La campagne 2016-2017, qui s’étend de mai à novembre 2017, s’est achevée sur des cours 25 % au-dessus de la moyenne des cinq dernières années. Un constat que publie le ministère de l’Agriculture dans une note Agreste, le 21 février 2018.

En septembre 2017, la nouvelle récolte de chicons présentait un retard de deux semaines, non sans impact sur la commercialisation. Car la demande était tonique, entraînant donc des cours en hausse de 19 % par rapport à la moyenne des campagnes 2012 à 2016.

« La fermeté des cours s’est maintenue malgré l’inflexion des prix en octobre et novembre à la suite de la montée progressive de la production », précise le ministère. En janvier, les tarifs sont 17 % au-dessus de ceux de 2017 à la même période, et même 20 % par rapport à la moyenne de 2012 à 2016.
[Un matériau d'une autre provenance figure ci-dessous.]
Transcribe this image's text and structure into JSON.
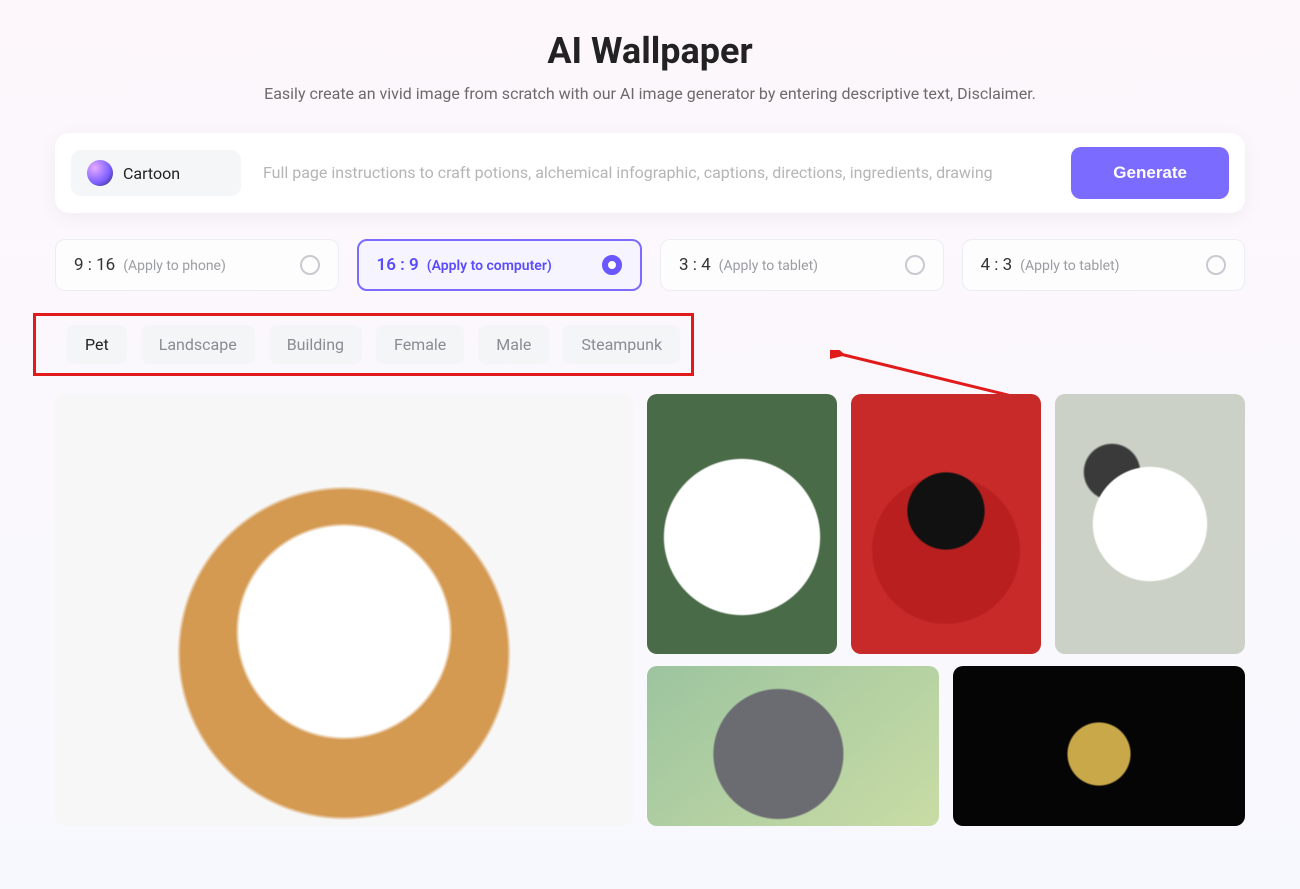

Le commerce extérieur reste excédentaire. Les exportations, essentiellement vers l’Allemagne, l’Italie et la Belgique, représentent en moyenne chaque mois 10 % de la production mensuelle. Sur les 5 premiers mois cumulés de la campagne, l’excédent commercial s’est réduit de 30 % sur un an.

Production plus tonique

Selon les estimations du 1er février 2018, 8 980 ha de racines d’endives sont implantés, un chiffre stable sur un an, et en repli de 8 % par rapport à la moyenne des cinq dernières campagnes. Quelque 244 150 tonnes de racines ont été produites au cours de la campagne 2017-2018, soit une hausse de 3 % sur un an, et un repli de 10 % par rapport à la moyenne des cinq dernières campagnes.

Côté chicons d’endives, des estimations prévoient 153 100 tonnes récoltées entre septembre 2017 et août 2018, soit un recul de 2 % sur un an et de 12 % par rapport à la moyenne 2012-2016.